Admirar y contemplar la naturaleza, y descubrir en ella la huella y el rostro del Creador, es una magnífica escuela de silencio y reflexión. Abilio de Gregorio ha calado en la importancia de esta mirada interior: “Quizás de la mano de esta pedagogía del encuentro con la naturaleza haya que conducir a los educandos de hoy a ver con naturalidad lo que es natural, a escuchar las voces más originales de la realidad. La civilización del bien-estar les ha rodeado de tal manera de un universo de bienes de consumo, de cosas hechas para la seducción del consumo, que han sepultado bajo su abundancia el espejo de la naturaleza en el que se releja el rostro de Dios; la algarabía no permite ye escuchar su voz.”

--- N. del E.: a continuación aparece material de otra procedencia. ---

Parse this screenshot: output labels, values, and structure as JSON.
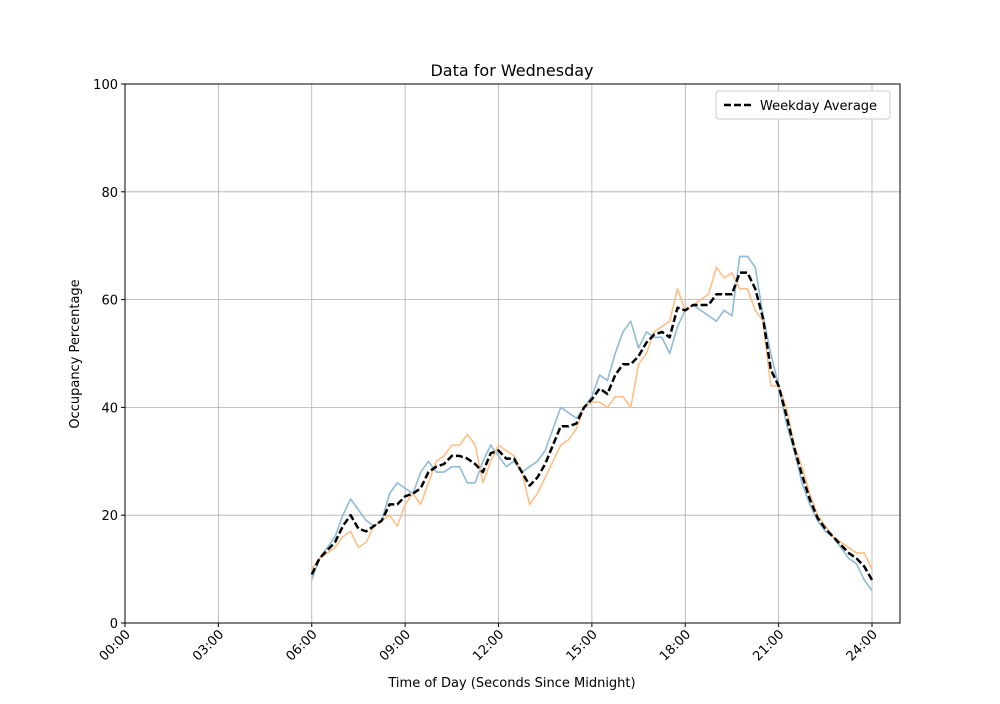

Caminar en silencio, ascender hacia las cumbres pensando, observando, ofreciendo el esfuerzo a Dios, contemplar desde la cima el horizonte y admirarse, dar gracias, celebrar la existencia, llenarse de belleza y ver en las cosas la mano y el rostro del Creador… Sólo quien ha hecho suya esta experiencia sabe la plenitud que encierra. Forja y templa el carácter, pero para ascender a la contemplación de lo que se ama y permanecer ante la belleza de lo contemplado.

Guiar con paciencia a nuestros hijos y alumnos más jóvenes por este camino de contemplación, silencio y reflexión es uno de los deberes más importantes hoy para padres y educadores. Este acompañamiento sin embargo, nos obliga a ir por delante.